CNVs have been associated with a broad range of pathological conditions, accounting approximately for 13% of the human genome alterations23. They could not be detected in our TSO analysed samples; however, at least in four TSO cases with high clinical suspicion and one allele detected in a disease-related gene, a definitive molecular diagnosis was established thanks to further MLPA analysis. Within the total 4362 CES samples analysed, we detected a deletion/duplication in 29 cases, of which 23 CNVs were detected within the molecular diagnosis group of CES samples, corresponding to a 1.9% (23/1191). Probably, we missed others due to the limitations of the CNVs detection by ES, which depends on the capture regions, the homogeneity and the coverage obtained for each sample.

The NGS diagnosis success strongly relies on the analysis and the strategy used for gene selection and variant filtering24. The pipeline used during the analysis is also essential to improve diagnosis, as reflected in our capacity to increase the DR of previously unsolved cases in 2.5%, 3.2% and 4.4% of cancer, cardiovascular and retinal dystrophy cases respectively, as recently reported by our group25. In addition, reanalysis of ES data represents a powerful approach to identify additional diagnosis and improve patient care26,27,28. According to recent studies, exome reanalysis improves the DR in approximately 12%, with reported increases ranging from 5 to 26%29. It is known that this increased DR is mainly due to the discovery of new disease-genes, the use of better bioinformatics tools, such as large databases and improved pipelines that help in the reclassification of variants, as previously demonstrated by our group30,31, and the availability of additional phenotype data, among others16. In this line, prioritized features and genes using Human Phenotype Ontology terminology have been proposed as a helping diagnostic tool32,33. In addition, good communication with the clinicians ordering tests and an continuous genomic data sharing, is essential for the discovery of new genes -as already demonstrated with the GeneMatcher tool34,35,36-and for a better interpretation of variants that will definitely improve our diagnosis process3. Given the evolving nature of the genomic field, it is also essential to implement the exome reanalysis as part of routine clinical practice25,29,37.

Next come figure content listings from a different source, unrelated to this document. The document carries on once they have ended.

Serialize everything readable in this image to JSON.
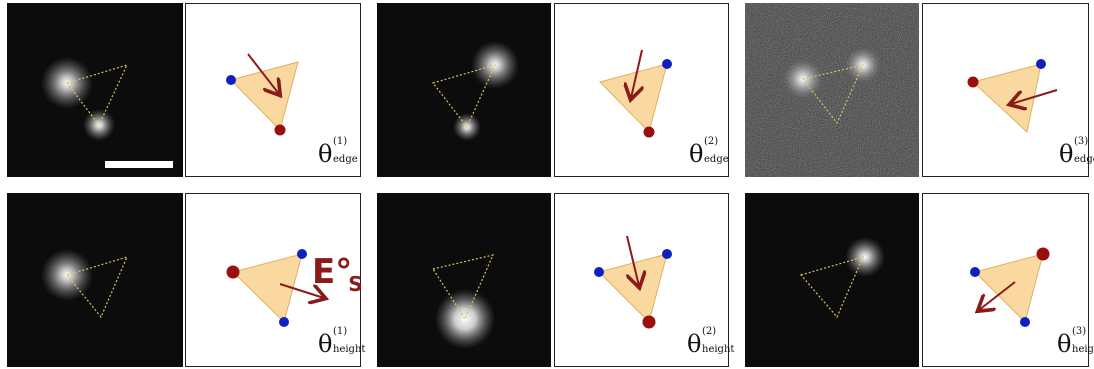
{
  "figure": {
    "rows": [
      {
        "id": "edge",
        "cells": [
          {
            "label_symbol": "θ",
            "label_sup": "(1)",
            "label_sub": "edge"
          },
          {
            "label_symbol": "θ",
            "label_sup": "(2)",
            "label_sub": "edge"
          },
          {
            "label_symbol": "θ",
            "label_sup": "(3)",
            "label_sub": "edge"
          }
        ]
      },
      {
        "id": "height",
        "cells": [
          {
            "label_symbol": "θ",
            "label_sup": "(1)",
            "label_sub": "height"
          },
          {
            "label_symbol": "θ",
            "label_sup": "(2)",
            "label_sub": "height"
          },
          {
            "label_symbol": "θ",
            "label_sup": "(3)",
            "label_sub": "height"
          }
        ]
      }
    ],
    "field_label": {
      "main": "E",
      "degree": "°",
      "sub": "S"
    },
    "colors": {
      "triangle_fill": "#fad9a0",
      "triangle_stroke": "#e0b060",
      "blue_dot": "#1020c0",
      "red_dot": "#9a0e0e",
      "arrow": "#8b1a1a",
      "dotted_outline": "#d8c060"
    }
  }
}
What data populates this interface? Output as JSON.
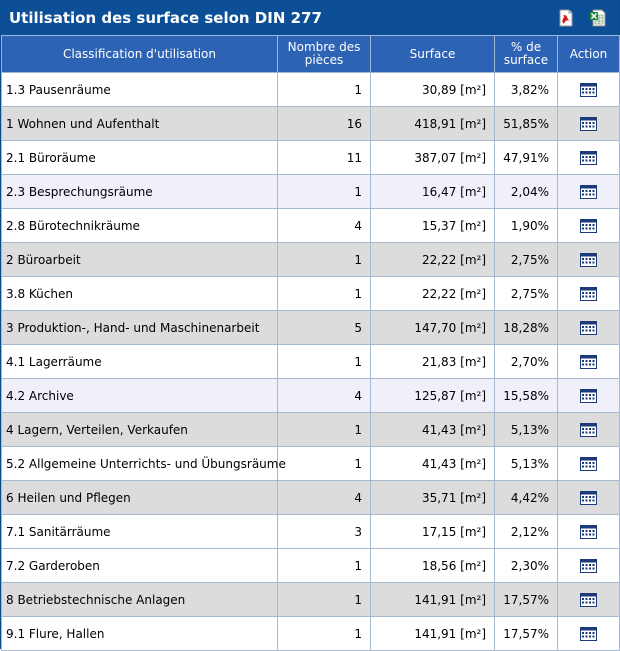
{
  "header": {
    "title": "Utilisation des surface selon DIN 277"
  },
  "icons": {
    "pdf": "pdf-export-icon",
    "excel": "excel-export-icon",
    "action": "calendar-icon"
  },
  "columns": {
    "classification": "Classification d'utilisation",
    "rooms": "Nombre des pièces",
    "surface": "Surface",
    "percent": "% de surface",
    "action": "Action"
  },
  "rows": [
    {
      "label": "1.3 Pausenräume",
      "rooms": "1",
      "surface": "30,89 [m²]",
      "percent": "3,82%"
    },
    {
      "label": "1 Wohnen und Aufenthalt",
      "rooms": "16",
      "surface": "418,91 [m²]",
      "percent": "51,85%"
    },
    {
      "label": "2.1 Büroräume",
      "rooms": "11",
      "surface": "387,07 [m²]",
      "percent": "47,91%"
    },
    {
      "label": "2.3 Besprechungsräume",
      "rooms": "1",
      "surface": "16,47 [m²]",
      "percent": "2,04%"
    },
    {
      "label": "2.8 Bürotechnikräume",
      "rooms": "4",
      "surface": "15,37 [m²]",
      "percent": "1,90%"
    },
    {
      "label": "2 Büroarbeit",
      "rooms": "1",
      "surface": "22,22 [m²]",
      "percent": "2,75%"
    },
    {
      "label": "3.8 Küchen",
      "rooms": "1",
      "surface": "22,22 [m²]",
      "percent": "2,75%"
    },
    {
      "label": "3 Produktion-, Hand- und Maschinenarbeit",
      "rooms": "5",
      "surface": "147,70 [m²]",
      "percent": "18,28%"
    },
    {
      "label": "4.1 Lagerräume",
      "rooms": "1",
      "surface": "21,83 [m²]",
      "percent": "2,70%"
    },
    {
      "label": "4.2 Archive",
      "rooms": "4",
      "surface": "125,87 [m²]",
      "percent": "15,58%"
    },
    {
      "label": "4 Lagern, Verteilen, Verkaufen",
      "rooms": "1",
      "surface": "41,43 [m²]",
      "percent": "5,13%"
    },
    {
      "label": "5.2 Allgemeine Unterrichts- und Übungsräume",
      "rooms": "1",
      "surface": "41,43 [m²]",
      "percent": "5,13%"
    },
    {
      "label": "6 Heilen und Pflegen",
      "rooms": "4",
      "surface": "35,71 [m²]",
      "percent": "4,42%"
    },
    {
      "label": "7.1 Sanitärräume",
      "rooms": "3",
      "surface": "17,15 [m²]",
      "percent": "2,12%"
    },
    {
      "label": "7.2 Garderoben",
      "rooms": "1",
      "surface": "18,56 [m²]",
      "percent": "2,30%"
    },
    {
      "label": "8 Betriebstechnische Anlagen",
      "rooms": "1",
      "surface": "141,91 [m²]",
      "percent": "17,57%"
    },
    {
      "label": "9.1 Flure, Hallen",
      "rooms": "1",
      "surface": "141,91 [m²]",
      "percent": "17,57%"
    }
  ]
}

Big efforts are still needed to improve our genetic DR14. Although ES is gradually being optimized, it has limitations and in some cases generates laboratory’s errors difficult to avoid38. In this situation, whole genome sequencing (WGS) is becoming an attractive alternative as it is presumably able to detect more potential pathogenic variants than ES39,40,41. Thanks to its greater breadth of coverage, genome sequencing (GS) is better than ES to detect single nucleotide variants and CNVs, also allowing the detection of variants in non-coding regions and chromosome rearrangements, all of which have been demonstrated to be involved in human disease3,42,43. It is not casual that if we exclude cystic fibrosis cases due to its high prevalence in the general population, the higher partial molecular diagnosis is achieved in ophthalmological (9.2%), kidney (7.33%) and hearing impairment (7.52%) cases, in which the highest DR is reported in the literature. Undoubtedly, the analyses of non-coding regions or improved CNVs would help us to detect the second missed allele, increasing our global DR with the corresponding benefit for the patients.

Conclusions

Here, we present the DR of the CES we routinely perform in our clinical practice. Probably, the case selection, the continuous communication with clinicians and the expertise of our genetics team, make the difference in favour of our global estimated DR of 29%. Nevertheless, this overall DR is still low and direct efforts on the analysis and interpretation of NGS are required. Large databases, improved pipelines, data sharing and further investigations for a deeper understanding of ES, GS and other focused genetics techniques are needed in order to improve our global DR in the benefit of patients.